Konserdeki izleyici gözlemimin yanı sıra uygulamaya erişim engelinin olduğu iki haftalık süreçte otel ve restoran rezervasyonlarında gözlenen düşüş, kendimize ara ara şu soruları sormamız gerektiğini bir kere daha hatırlattı:

Bu hayatı kendimiz için mi yoksa başkaları için mi yaşıyoruz?

Yaşam tercihlerimizde önceliğimiz hayatımıza yeni deneyimler katıp yaşamımızı zenginleştirmek mi yoksa bu deneyimleri başkaları görsün diye kayıt edip sosyal medyada paylaşmak mı?

Sokaktan aldığım izlenim son dönemde maalesef sosyal medya kullanımında bu dengeyi biraz kaçırdığımızı gösteriyor. Restoranlarda, plajlarda, sokaklarda, konserlerde insanların anı ölümsüzleştirecek bir fotoğraf ya da kısa bir video çekmek yerine dakikalarca süren fotoğraf ve video çekimleri yapmaları onları gerçek hayatla temastan ve gerçek yaşam deneyiminden git gide uzaklaştırıyor.

Yapılan araştırmalar sosyal medya kullanımı sırasında beynimizde halk arasında mutluluk hormonu olarak da bilinen dopamin adlı bir kimyasal taşıyıcının salınımının gerçekleştiğini gösteriyor.

Dopamin; zevk, memnuniyet ve motivasyon hissettiğimizde beyinde üretilen bir kimyasal taşıyıcı.

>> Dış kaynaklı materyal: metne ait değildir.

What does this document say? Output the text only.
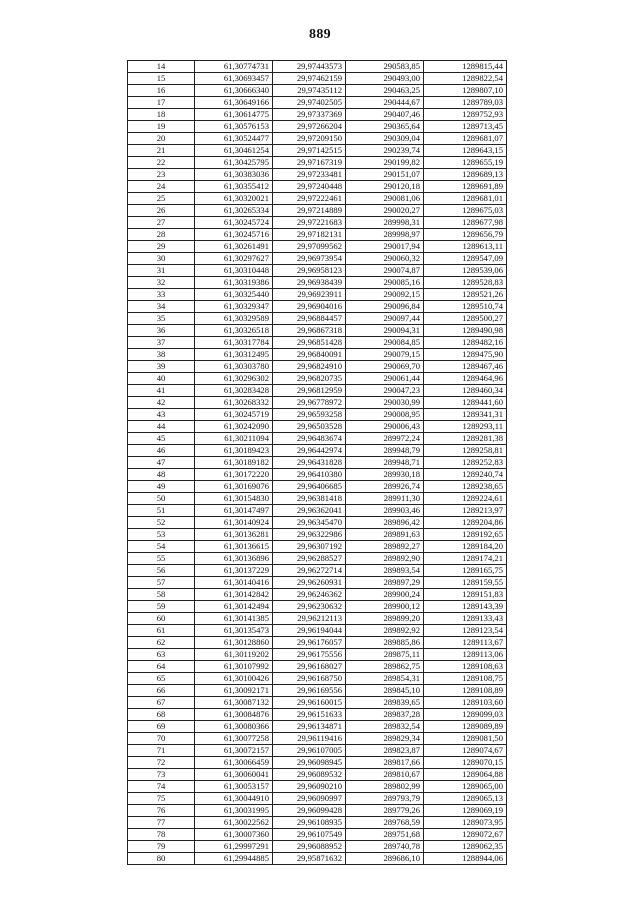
889
14	61,30774731	29,97443573	290583,85	1289815,44
15	61,30693457	29,97462159	290493,00	1289822,54
16	61,30666340	29,97435112	290463,25	1289807,10
17	61,30649166	29,97402505	290444,67	1289789,03
18	61,30614775	29,97337369	290407,46	1289752,93
19	61,30576153	29,97266204	290365,64	1289713,45
20	61,30524477	29,97209150	290309,04	1289681,07
21	61,30461254	29,97142515	290239,74	1289643,15
22	61,30425795	29,97167319	290199,82	1289655,19
23	61,30383036	29,97233481	290151,07	1289689,13
24	61,30355412	29,97240448	290120,18	1289691,89
25	61,30320021	29,97222461	290081,06	1289681,01
26	61,30265334	29,97214889	290020,27	1289675,03
27	61,30245724	29,97221683	289998,31	1289677,98
28	61,30245716	29,97182131	289998,97	1289656,79
29	61,30261491	29,97099562	290017,94	1289613,11
30	61,30297627	29,96973954	290060,32	1289547,09
31	61,30310448	29,96958123	290074,87	1289539,06
32	61,30319386	29,96938439	290085,16	1289528,83
33	61,30325440	29,96923911	290092,15	1289521,26
34	61,30329347	29,96904016	290096,84	1289510,74
35	61,30329589	29,96884457	290097,44	1289500,27
36	61,30326518	29,96867318	290094,31	1289490,98
37	61,30317784	29,96851428	290084,85	1289482,16
38	61,30312495	29,96840091	290079,15	1289475,90
39	61,30303780	29,96824910	290069,70	1289467,46
40	61,30296302	29,96820735	290061,44	1289464,96
41	61,30283428	29,96812959	290047,23	1289460,34
42	61,30268332	29,96778972	290030,99	1289441,60
43	61,30245719	29,96593258	290008,95	1289341,31
44	61,30242090	29,96503528	290006,43	1289293,11
45	61,30211094	29,96483674	289972,24	1289281,38
46	61,30189423	29,96442974	289948,79	1289258,81
47	61,30189182	29,96431828	289948,71	1289252,83
48	61,30172220	29,96410380	289930,18	1289240,74
49	61,30169076	29,96406685	289926,74	1289238,65
50	61,30154830	29,96381418	289911,30	1289224,61
51	61,30147497	29,96362041	289903,46	1289213,97
52	61,30140924	29,96345470	289896,42	1289204,86
53	61,30136281	29,96322986	289891,63	1289192,65
54	61,30136615	29,96307192	289892,27	1289184,20
55	61,30136896	29,96288527	289892,90	1289174,21
56	61,30137229	29,96272714	289893,54	1289165,75
57	61,30140416	29,96260931	289897,29	1289159,55
58	61,30142842	29,96246362	289900,24	1289151,83
59	61,30142494	29,96230632	289900,12	1289143,39
60	61,30141385	29,96212113	289899,20	1289133,43
61	61,30135473	29,96194044	289892,92	1289123,54
62	61,30128860	29,96176057	289885,86	1289113,67
63	61,30119202	29,96175556	289875,11	1289113,06
64	61,30107992	29,96168027	289862,75	1289108,63
65	61,30100426	29,96168750	289854,31	1289108,75
66	61,30092171	29,96169556	289845,10	1289108,89
67	61,30087132	29,96160015	289839,65	1289103,60
68	61,30084876	29,96151633	289837,28	1289099,03
69	61,30080366	29,96134871	289832,54	1289089,89
70	61,30077258	29,96119416	289829,34	1289081,50
71	61,30072157	29,96107005	289823,87	1289074,67
72	61,30066459	29,96098945	289817,66	1289070,15
73	61,30060041	29,96089532	289810,67	1289064,88
74	61,30053157	29,96090210	289802,99	1289065,00
75	61,30044910	29,96090997	289793,79	1289065,13
76	61,30031995	29,96099428	289779,26	1289069,19
77	61,30022562	29,96108935	289768,59	1289073,95
78	61,30007360	29,96107549	289751,68	1289072,67
79	61,29997291	29,96088952	289740,78	1289062,35
80	61,29944885	29,95871632	289686,10	1288944,06
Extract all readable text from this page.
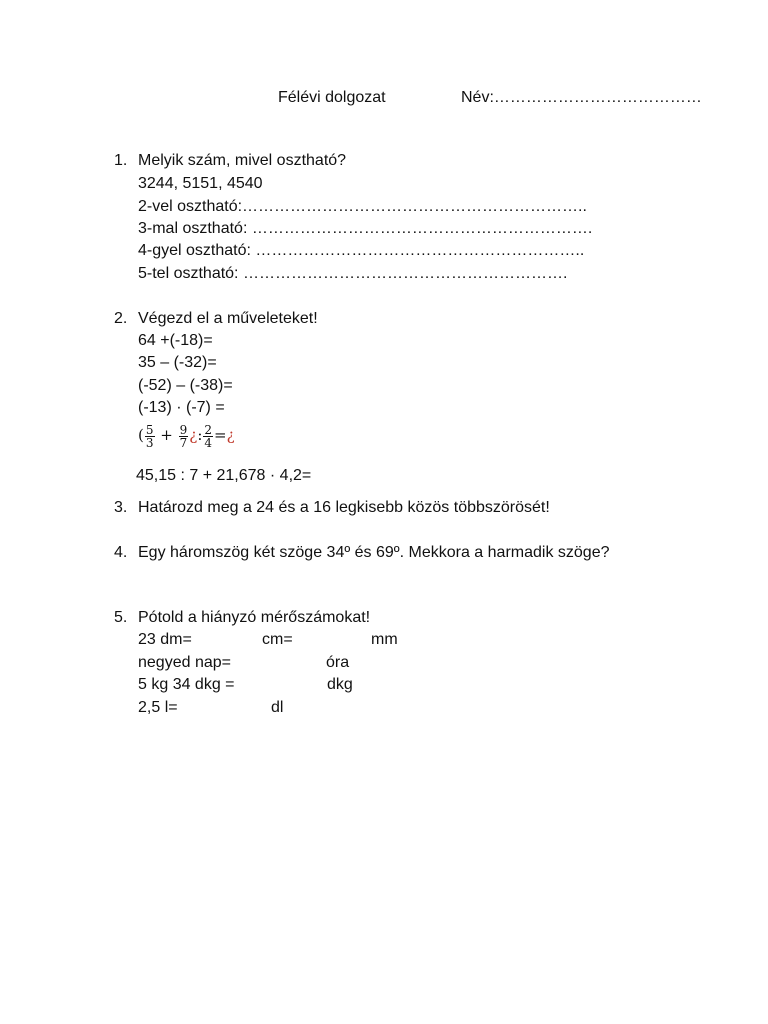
Félévi dolgozat	Név:…………………………………
1. Melyik szám, mivel osztható?
3244, 5151, 4540
2-vel osztható:………………………………………………………..
3-mal osztható: ……………………………………………………….
4-gyel osztható: ……………………………………………………..
5-tel osztható: …………………………………………………….
2. Végezd el a műveleteket!
64 +(-18)=
35 – (-32)=
(-52) – (-38)=
(-13) · (-7) =
( $\frac{5}{3} + \frac{9}{7}$ ¿: $\frac{2}{4}$ =¿
45,15 : 7 + 21,678 · 4,2=
3. Határozd meg a 24 és a 16 legkisebb közös többszörösét!
4. Egy háromszög két szöge 34º és 69º. Mekkora a harmadik szöge?
5. Pótold a hiányzó mérőszámokat!
23 dm=	cm=	mm
negyed nap=	óra
5 kg 34 dkg =	dkg
2,5 l=	dl
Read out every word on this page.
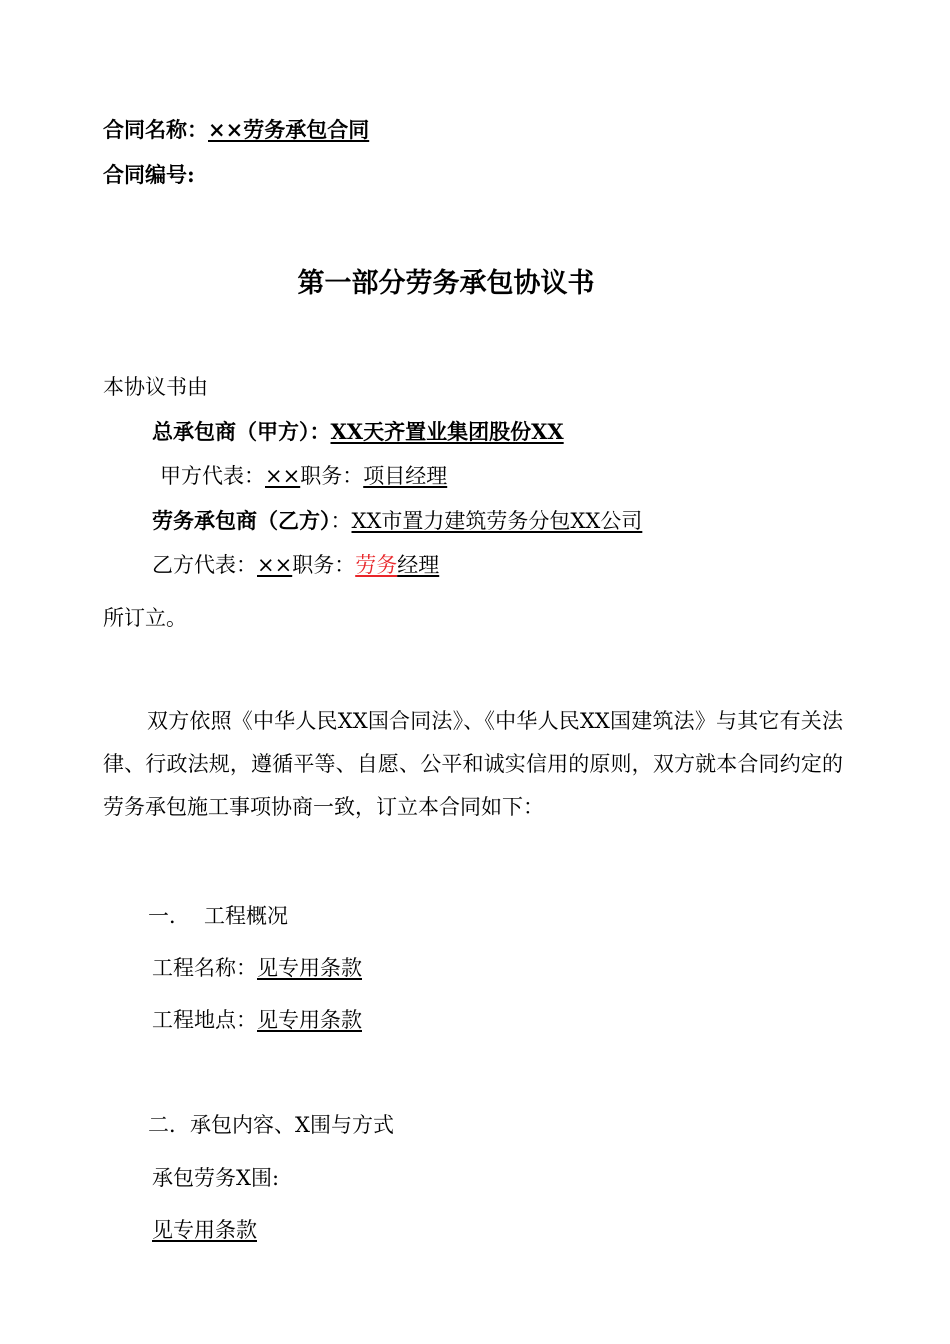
合同名称：××劳务承包合同
合同编号:
第一部分劳务承包协议书
本协议书由
总承包商（甲方）：XX天齐置业集团股份XX
甲方代表：××职务：项目经理
劳务承包商（乙方）：XX市置力建筑劳务分包XX公司
乙方代表：××职务：劳务经理
所订立。
双方依照《中华人民XX国合同法》、《中华人民XX国建筑法》与其它有关法律、行政法规，遵循平等、自愿、公平和诚实信用的原则，双方就本合同约定的劳务承包施工事项协商一致，订立本合同如下：
一． 工程概况
工程名称：见专用条款
工程地点：见专用条款
二．承包内容、X围与方式
承包劳务X围:
见专用条款
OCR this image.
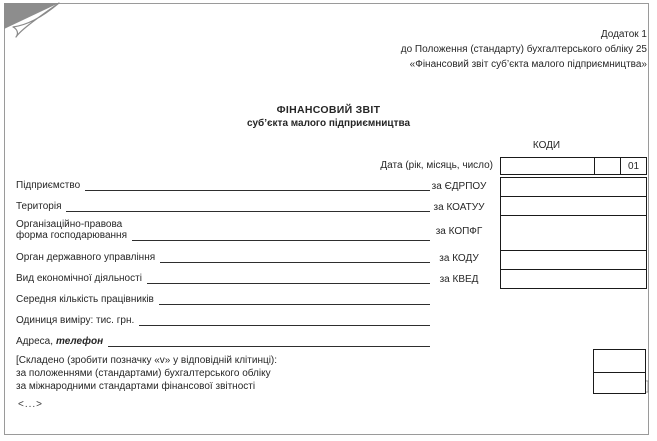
Додаток 1
до Положення (стандарту) бухгалтерського обліку 25
«Фінансовий звіт суб’єкта малого підприємництва»
ФІНАНСОВИЙ ЗВІТ
суб’єкта малого підприємництва
КОДИ
Дата (рік, місяць, число)	01
за ЄДРПОУ
за КОАТУУ
за КОПФГ
за КОДУ
за КВЕД
Підприємство
Територія
Організаційно-правова
форма господарювання
Орган державного управління
Вид економічної діяльності
Середня кількість працівників
Одиниця виміру: тис. грн.
Адреса, телефон
[Складено (зробити позначку «v» у відповідній клітинці):
за положеннями (стандартами) бухгалтерського обліку
за міжнародними стандартами фінансової звітності
<...>
]
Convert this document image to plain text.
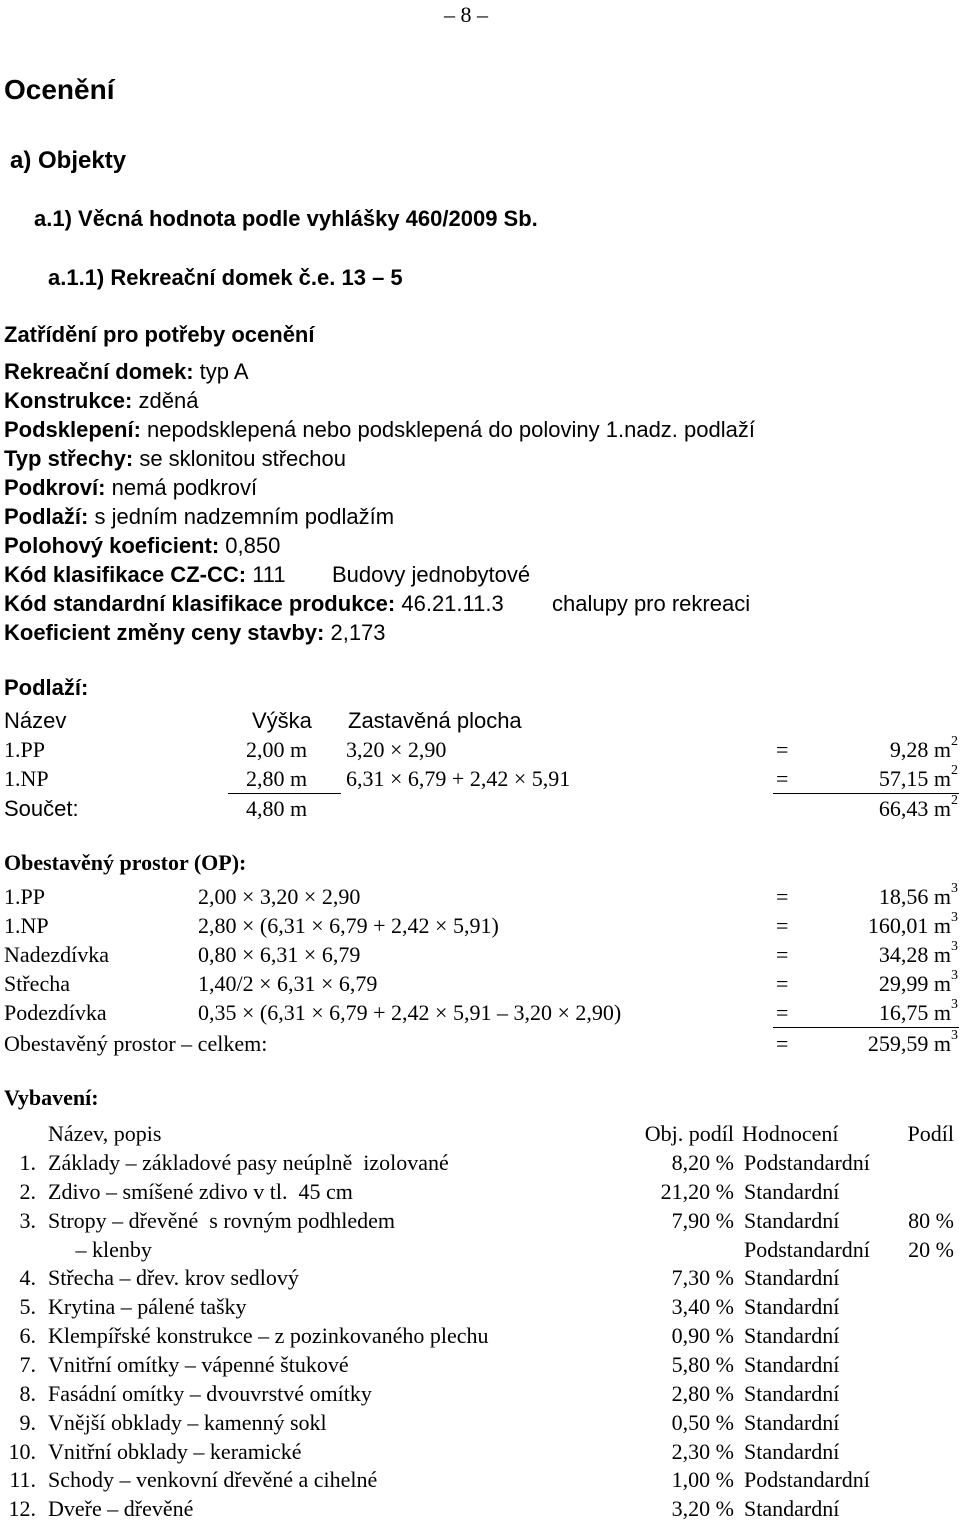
– 8 –
Ocenění
a) Objekty
a.1) Věcná hodnota podle vyhlášky 460/2009 Sb.
a.1.1) Rekreační domek č.e. 13 – 5
Zatřídění pro potřeby ocenění
Rekreační domek: typ A
Konstrukce: zděná
Podsklepení: nepodsklepená nebo podsklepená do poloviny 1.nadz. podlaží
Typ střechy: se sklonitou střechou
Podkroví: nemá podkroví
Podlaží: s jedním nadzemním podlažím
Polohový koeficient: 0,850
Kód klasifikace CZ-CC: 111 Budovy jednobytové
Kód standardní klasifikace produkce: 46.21.11.3 chalupy pro rekreaci
Koeficient změny ceny stavby: 2,173
Podlaží:
Název	Výška Zastavěná plocha
1.PP	2,00 m 3,20 × 2,90	=	9,28 $m^2$
1.NP	2,80 m 6,31 × 6,79 + 2,42 × 5,91	=	57,15 $m^2$
Součet:	4,80 m	66,43 $m^2$
Obestavěný prostor (OP):
1.PP	2,00 × 3,20 × 2,90	=	18,56 $m^3$
1.NP	2,80 × (6,31 × 6,79 + 2,42 × 5,91)	=	160,01 $m^3$
Nadezdívka	0,80 × 6,31 × 6,79	=	34,28 $m^3$
Střecha	1,40/2 × 6,31 × 6,79	=	29,99 $m^3$
Podezdívka	0,35 × (6,31 × 6,79 + 2,42 × 5,91 – 3,20 × 2,90)	=	16,75 $m^3$
Obestavěný prostor – celkem:	=	259,59 $m^3$
Vybavení:
Název, popis	Obj. podíl Hodnocení	Podíl
1. Základy – základové pasy neúplně  izolované	8,20 % Podstandardní
2. Zdivo – smíšené zdivo v tl.  45 cm	21,20 % Standardní
3. Stropy – dřevěné  s rovným podhledem	7,90 % Standardní	80 %
– klenby	Podstandardní	20 %
4. Střecha – dřev. krov sedlový	7,30 % Standardní
5. Krytina – pálené tašky	3,40 % Standardní
6. Klempířské konstrukce – z pozinkovaného plechu	0,90 % Standardní
7. Vnitřní omítky – vápenné štukové	5,80 % Standardní
8. Fasádní omítky – dvouvrstvé omítky	2,80 % Standardní
9. Vnější obklady – kamenný sokl	0,50 % Standardní
10. Vnitřní obklady – keramické	2,30 % Standardní
11. Schody – venkovní dřevěné a cihelné	1,00 % Podstandardní
12. Dveře – dřevěné	3,20 % Standardní
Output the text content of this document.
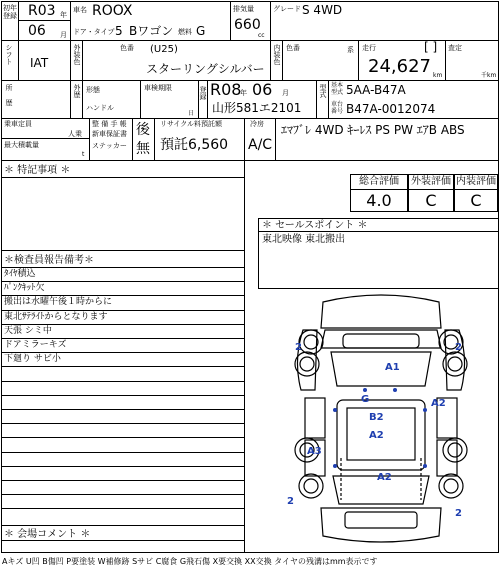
初年
登録 R03 年
06 月
車名 ROOX
ドア・タイプ 5 Bワゴン 燃料 G
排気量
660
cc
グレード S 4WD
シフト IAT	外装色	色番 (U25)
スターリングシルバー
内装色 色番	系 走行	[ ]
24,627 km
査定
千km
所歴	外歴 形態
ハンドル
車検期限
日
登録 R08
年 06 月
山形581エ2101
型式 基本
型式 5AA-B47A
車台
番号 B47A-0012074
乗車定員
人乗
最大積載量
t
整 備 手 帳
新車保証書
ステッカー
後
無
リサイクル料預託額
預託6,560
冷房
A/C
ｴﾏﾌﾞﾚ 4WD ｷｰﾚｽ PS PW ｴｱB ABS
＊ 特記事項 ＊
＊検査員報告備考＊
ﾀｲﾔ積込
ﾊﾟﾝｸｷｯﾄ欠
搬出は水曜午後１時からに
東北ｻﾃﾗｲﾄからとなります
天張 シミ中
ドアミラーキズ
下廻り サビ小
＊ 会場コメント ＊
総合評価
4.0
外装評価
C
内装評価
C
＊ セールスポイント ＊
東北映像 東北搬出
2
A1
2
G	A2
B2
A2
A3
A2
2
2
Aキズ U凹 B傷凹 P要塗装 W補修跡 Sサビ C腐食 G飛石傷 X要交換 XX交換 タイヤの残溝はmm表示です
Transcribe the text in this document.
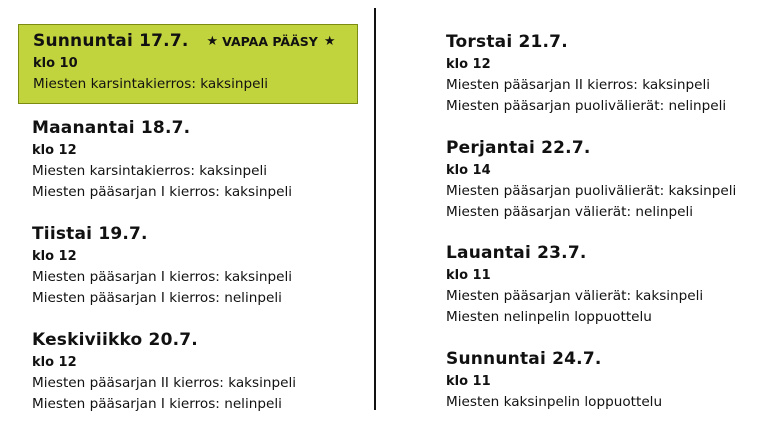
Sunnuntai 17.7. ★ VAPAA PÄÄSY ★
klo 10
Miesten karsintakierros: kaksinpeli
Maanantai 18.7.
klo 12
Miesten karsintakierros: kaksinpeli
Miesten pääsarjan I kierros: kaksinpeli
Tiistai 19.7.
klo 12
Miesten pääsarjan I kierros: kaksinpeli
Miesten pääsarjan I kierros: nelinpeli
Keskiviikko 20.7.
klo 12
Miesten pääsarjan II kierros: kaksinpeli
Miesten pääsarjan I kierros: nelinpeli
Torstai 21.7.
klo 12
Miesten pääsarjan II kierros: kaksinpeli
Miesten pääsarjan puolivälierät: nelinpeli
Perjantai 22.7.
klo 14
Miesten pääsarjan puolivälierät: kaksinpeli
Miesten pääsarjan välierät: nelinpeli
Lauantai 23.7.
klo 11
Miesten pääsarjan välierät: kaksinpeli
Miesten nelinpelin loppuottelu
Sunnuntai 24.7.
klo 11
Miesten kaksinpelin loppuottelu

Egzersiz, kaliteli uyku, meditasyon, nefes çalışmaları, küçük/büyük hedefler belirlemek, hedef belirlenen alanlarda başarılar elde etmek, kendimizi ödüllendirmek dopamin salınımı için doğal kaynaklar oluşturan ve iyi oluş hallerimize katkı sunan yararlı alışkanlıklar.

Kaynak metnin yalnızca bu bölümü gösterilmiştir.